OS more vulnerable than Vista and Windows 7

The stubborn popularity of Windows XP is offering an easy target for the creators of rootkit malware, according to antivirus company Avast. Three quarters of all rootkits it found in a new study were on XP machines.

Forty-nine percent of Avast’s considerable user base still runs Windows XP, itself an interesting statistic nearly two years after Windows 7 was launched, but it is its obvious vulnerability in the face of advanced rootkits such as TDL-3/4 (aka ‘Alureon’) that offers the clearest reminder of its obsolescence.

In the company’s six-month study of 630,000 infections, not only were a disproportionate 74 percent of all rootkits found on XP PCs, 74 percent of these infections were connected to TDL. Overwhelmingly, this malware sits on the master boot record of a PC, which makes it hard to spot and get rid of using conventional tools once it has bypassed security.

TDL-4 is the malware connected to the over-hyped but still dangerous TDSS bot that had some headline writers describing it in exaggerated terms some weeks ago as the “indestructible botnet”.

The problem for XP remains, as Avast points out, is that it lacks some of the basic protection mechanisms that later versions of Windows come with, including Patchguard and driver signing, which make life harder for rootkits. (Note: rootkit writers have recently tried to outwit this layer of protection.)

Making matters worse, “One issue with Windows XP is the high number of pirated versions, especially as users are often unable to properly update them because the software can’t be validated by the Microsoft update,” said Avast researcher, Przemyslaw Gmerek.

Countering this combination of issues on XP is not easy although Avast does offer a free tool for scanning the MBR for infections.
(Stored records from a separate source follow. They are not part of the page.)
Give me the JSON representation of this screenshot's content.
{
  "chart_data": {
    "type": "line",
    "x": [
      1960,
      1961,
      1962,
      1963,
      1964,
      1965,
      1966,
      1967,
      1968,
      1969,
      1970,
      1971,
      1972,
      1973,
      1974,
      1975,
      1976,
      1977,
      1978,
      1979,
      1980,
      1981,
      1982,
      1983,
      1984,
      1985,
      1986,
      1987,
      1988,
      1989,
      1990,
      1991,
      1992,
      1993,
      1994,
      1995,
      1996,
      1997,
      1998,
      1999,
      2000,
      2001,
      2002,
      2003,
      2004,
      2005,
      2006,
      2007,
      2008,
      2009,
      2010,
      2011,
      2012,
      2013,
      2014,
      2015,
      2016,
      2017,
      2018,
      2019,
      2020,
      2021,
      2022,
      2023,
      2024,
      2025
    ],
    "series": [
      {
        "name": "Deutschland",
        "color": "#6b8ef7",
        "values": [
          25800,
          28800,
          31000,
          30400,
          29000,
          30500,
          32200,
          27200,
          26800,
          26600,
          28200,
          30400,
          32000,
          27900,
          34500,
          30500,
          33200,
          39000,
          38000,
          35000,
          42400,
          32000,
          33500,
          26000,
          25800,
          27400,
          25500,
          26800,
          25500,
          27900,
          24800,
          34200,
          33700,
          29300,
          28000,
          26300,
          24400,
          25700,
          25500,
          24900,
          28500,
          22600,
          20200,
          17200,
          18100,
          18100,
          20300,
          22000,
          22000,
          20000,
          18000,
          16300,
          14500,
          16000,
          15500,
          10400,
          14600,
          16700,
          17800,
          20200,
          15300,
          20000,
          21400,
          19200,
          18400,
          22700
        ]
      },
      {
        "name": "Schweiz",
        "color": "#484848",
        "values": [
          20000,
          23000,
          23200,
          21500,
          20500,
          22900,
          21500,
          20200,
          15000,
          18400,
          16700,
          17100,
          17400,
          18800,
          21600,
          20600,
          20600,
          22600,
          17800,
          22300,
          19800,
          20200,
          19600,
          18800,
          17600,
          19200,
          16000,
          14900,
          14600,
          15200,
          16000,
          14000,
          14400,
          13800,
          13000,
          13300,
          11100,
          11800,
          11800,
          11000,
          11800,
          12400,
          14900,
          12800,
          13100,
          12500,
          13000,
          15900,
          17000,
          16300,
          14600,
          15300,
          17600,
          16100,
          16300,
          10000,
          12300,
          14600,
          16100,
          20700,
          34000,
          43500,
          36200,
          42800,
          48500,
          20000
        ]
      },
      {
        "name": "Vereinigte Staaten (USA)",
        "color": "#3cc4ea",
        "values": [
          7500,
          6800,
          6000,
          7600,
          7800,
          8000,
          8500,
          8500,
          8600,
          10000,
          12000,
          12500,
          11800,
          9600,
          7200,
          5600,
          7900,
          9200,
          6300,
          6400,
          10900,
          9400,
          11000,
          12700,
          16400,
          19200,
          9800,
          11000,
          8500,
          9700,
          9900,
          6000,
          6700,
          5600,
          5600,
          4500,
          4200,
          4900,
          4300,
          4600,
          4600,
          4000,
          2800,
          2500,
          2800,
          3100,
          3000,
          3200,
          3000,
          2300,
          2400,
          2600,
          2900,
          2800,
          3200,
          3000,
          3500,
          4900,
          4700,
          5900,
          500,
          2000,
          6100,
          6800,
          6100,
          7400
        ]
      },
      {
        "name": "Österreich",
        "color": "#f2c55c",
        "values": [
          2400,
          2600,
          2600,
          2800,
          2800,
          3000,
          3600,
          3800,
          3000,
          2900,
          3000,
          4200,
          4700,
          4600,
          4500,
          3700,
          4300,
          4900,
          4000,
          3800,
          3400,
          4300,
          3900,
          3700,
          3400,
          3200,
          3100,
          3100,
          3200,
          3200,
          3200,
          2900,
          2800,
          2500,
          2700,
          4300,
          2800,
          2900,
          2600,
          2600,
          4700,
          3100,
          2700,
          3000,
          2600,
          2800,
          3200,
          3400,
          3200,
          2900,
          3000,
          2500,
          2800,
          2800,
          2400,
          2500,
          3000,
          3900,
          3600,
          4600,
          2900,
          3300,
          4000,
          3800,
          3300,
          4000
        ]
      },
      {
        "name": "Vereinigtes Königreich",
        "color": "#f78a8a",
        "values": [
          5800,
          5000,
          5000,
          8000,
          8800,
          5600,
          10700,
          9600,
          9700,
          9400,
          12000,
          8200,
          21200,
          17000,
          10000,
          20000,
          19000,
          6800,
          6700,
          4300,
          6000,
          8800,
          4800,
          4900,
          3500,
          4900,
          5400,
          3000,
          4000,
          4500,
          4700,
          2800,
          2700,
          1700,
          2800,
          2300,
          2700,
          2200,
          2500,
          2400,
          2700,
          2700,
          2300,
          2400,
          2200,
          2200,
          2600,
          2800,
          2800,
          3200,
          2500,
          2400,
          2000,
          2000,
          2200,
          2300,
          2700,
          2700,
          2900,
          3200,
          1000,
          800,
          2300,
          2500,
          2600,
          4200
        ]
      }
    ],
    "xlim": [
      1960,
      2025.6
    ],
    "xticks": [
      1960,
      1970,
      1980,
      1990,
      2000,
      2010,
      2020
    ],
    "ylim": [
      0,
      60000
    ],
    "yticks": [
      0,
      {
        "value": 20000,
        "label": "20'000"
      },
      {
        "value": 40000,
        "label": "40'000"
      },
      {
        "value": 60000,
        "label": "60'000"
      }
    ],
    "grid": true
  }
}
This won’t always work, however. Only weeks ago Microsoft warned of a new rootkit that it said would require a complete OS reinstall.

Alternatively, as Microsoft would like users to think about doing, ditch XP altogether.

The last date for extended support has been set as 8 April 2014 so that leaves at least three years of rootkit exposure for determined users. If the number of pirated XP copies is as significant as Avast suggests, however, even that date will be meaningless to users for whom security seems to be a marginal concern.